Francis has worked to make the Catholic Church more tolerant of gays, lesbians and transgendered people, but he hasn’t moved a muscle to actually change church doctrine in the area.
He can expect to hear a little something about that from Mayor Nutter this weekend. Democratic mayoral nominee Jim Kenney also sounds primed to publicly critique the Church’s exclusion of LGBT folk. Kenney won’t be getting an audience with the Pope, but there will be plenty of reporters with microphones looking for stories — and a little bit of conflict.
There’s not much daylight between most Philadelphia politicians and the Pope on immigration, so this issue is unlikely to highlight awkward differences between Francis and his hosts (unless GOP State Rep. Daryl Metcalfe makes a surprise visit to remind Francis to speak in English).
But Francis’s views on immigration are clearly more progressive than those of many Americans — and immigration is the already-announced subject of his address Saturday.
4. Church scandals.
Along with Boston, Philadelphia was ground zero for the Catholic Church sexual abuse scandals. Will Francis address those still very-open wounds? He did on Wednesday in Washington D.C., when praised an audience of U.S. bishops for their “courage” and “great sacrifice” in dealing with the scandal. That went over not at all well with at least some victims of priest abuse. The guess here is that any Francis mention of the scandals will be fleeting.

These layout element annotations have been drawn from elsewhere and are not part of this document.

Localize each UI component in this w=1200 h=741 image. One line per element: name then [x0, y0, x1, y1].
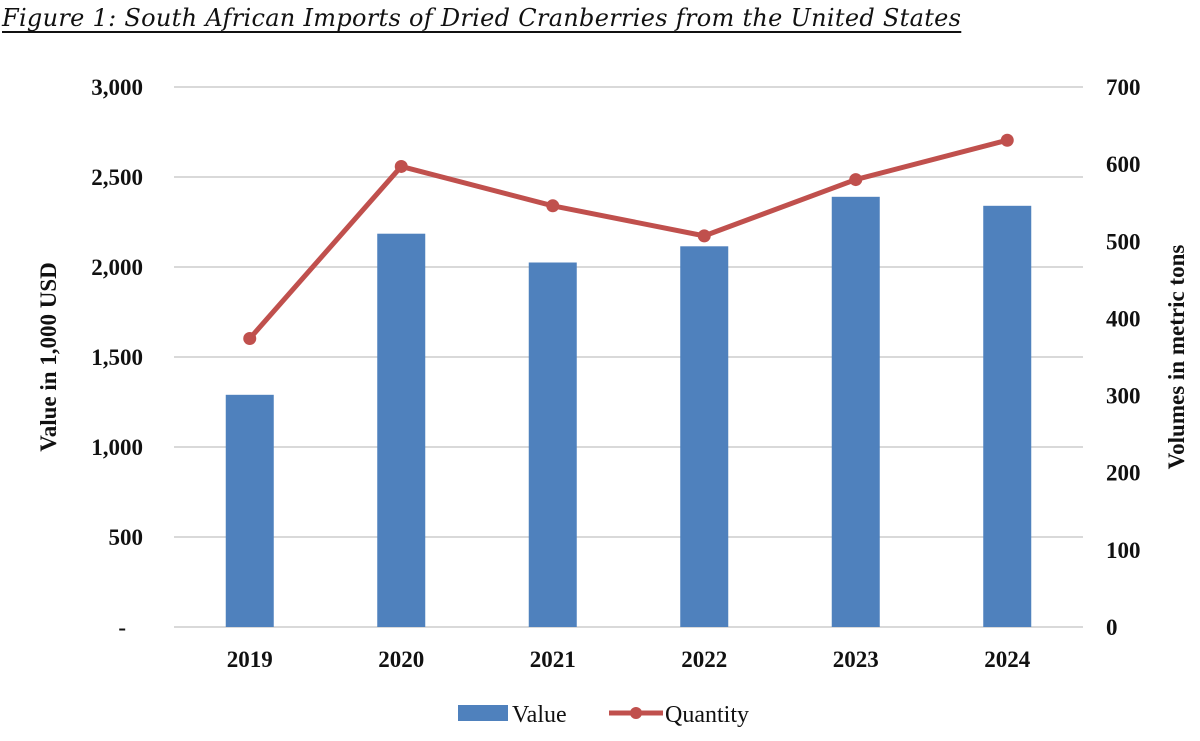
right-tick-label: 700 — [1106, 75, 1141, 100]
quantity-point-2024 — [1000, 133, 1014, 147]
right-axis-title: Volumes in metric tons — [1164, 245, 1189, 470]
gridlines — [174, 86, 1083, 628]
right-tick-label: 200 — [1106, 461, 1141, 486]
x-tick-label: 2021 — [530, 647, 576, 672]
bar-2021 — [528, 262, 577, 627]
quantity-point-2022 — [697, 229, 711, 243]
left-tick-label: 3,000 — [91, 75, 143, 100]
right-tick-label: 300 — [1106, 384, 1141, 409]
x-tick-label: 2023 — [833, 647, 879, 672]
quantity-point-2020 — [394, 159, 408, 173]
right-tick-label: 0 — [1106, 615, 1118, 640]
x-tick-label: 2024 — [984, 647, 1031, 672]
left-tick-label: 1,000 — [91, 435, 143, 460]
right-tick-label: 400 — [1106, 306, 1141, 331]
left-axis-title: Value in 1,000 USD — [36, 262, 61, 452]
bar-series-value — [225, 196, 1032, 628]
x-axis-ticks: 2019 2020 2021 2022 2023 2024 — [227, 647, 1031, 672]
bar-2022 — [680, 246, 729, 628]
legend-quantity-label: Quantity — [665, 702, 749, 728]
quantity-point-2021 — [546, 199, 560, 213]
left-tick-label: 2,000 — [91, 255, 143, 280]
right-tick-label: 500 — [1106, 229, 1141, 254]
legend-value-label: Value — [512, 702, 567, 728]
figure-title: Figure 1: South African Imports of Dried… — [2, 4, 962, 32]
bar-2020 — [377, 233, 426, 627]
legend-value-swatch — [458, 705, 508, 721]
left-tick-label: 500 — [109, 525, 144, 550]
right-axis-ticks: 0 100 200 300 400 500 600 700 — [1106, 75, 1141, 640]
bar-2023 — [831, 196, 880, 628]
quantity-line — [247, 137, 1008, 341]
quantity-point-2023 — [849, 173, 863, 187]
legend: Value Quantity — [458, 702, 749, 728]
bar-2019 — [225, 394, 274, 627]
legend-quantity-marker — [630, 707, 642, 719]
left-tick-label: 1,500 — [91, 345, 143, 370]
right-tick-label: 600 — [1106, 152, 1141, 177]
bar-2024 — [983, 205, 1032, 628]
left-axis-ticks: - 500 1,000 1,500 2,000 2,500 3,000 — [91, 75, 143, 640]
quantity-point-2019 — [243, 331, 257, 345]
x-tick-label: 2019 — [227, 647, 273, 672]
left-tick-label: - — [118, 615, 126, 640]
right-tick-label: 100 — [1106, 538, 1141, 563]
x-tick-label: 2022 — [681, 647, 727, 672]
left-tick-label: 2,500 — [91, 165, 143, 190]
x-tick-label: 2020 — [378, 647, 424, 672]
line-series-quantity — [243, 133, 1014, 345]
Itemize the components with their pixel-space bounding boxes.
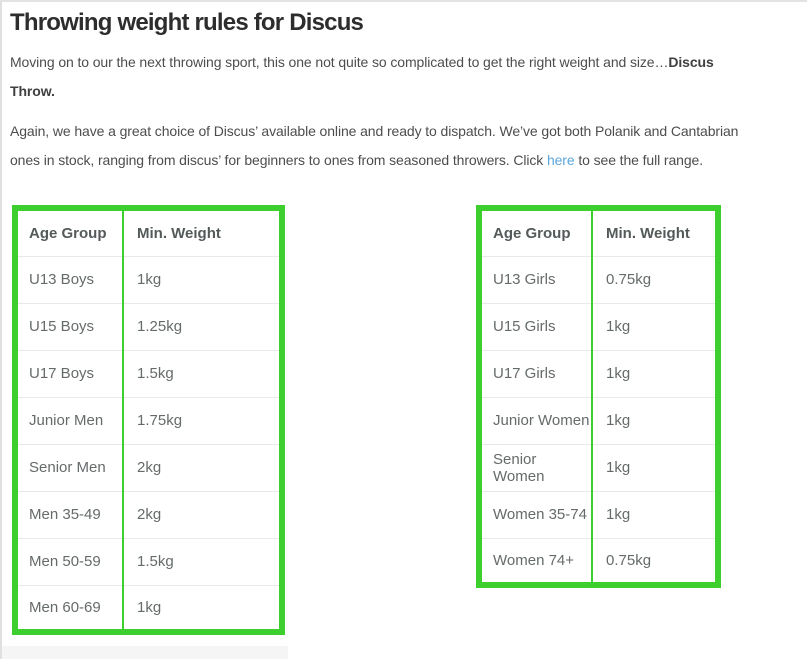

5. Poverty? Homelessness? The class divide?
While skipping out on lunch with D.C. pols today so he could bless a meal for the city’s homeless, the Bishop of Rome said: “I want to be very clear. We can’t find any social or moral justification, no justification whatsoever for lack of housing.” In 2013, when visiting a favela in Rio de Janeiro, Francis said: “The measure of the greatness of a society is found in the way it treats those most in need, those who have nothing apart from their poverty!” And he’s Tweeted that “inequality is the root of social evil.”
Poverty, homelessness and economic inequality are all right in Francis’s wheelhouse — and Philadelphia, of course, offers him ample opportunity to comment on all of the above.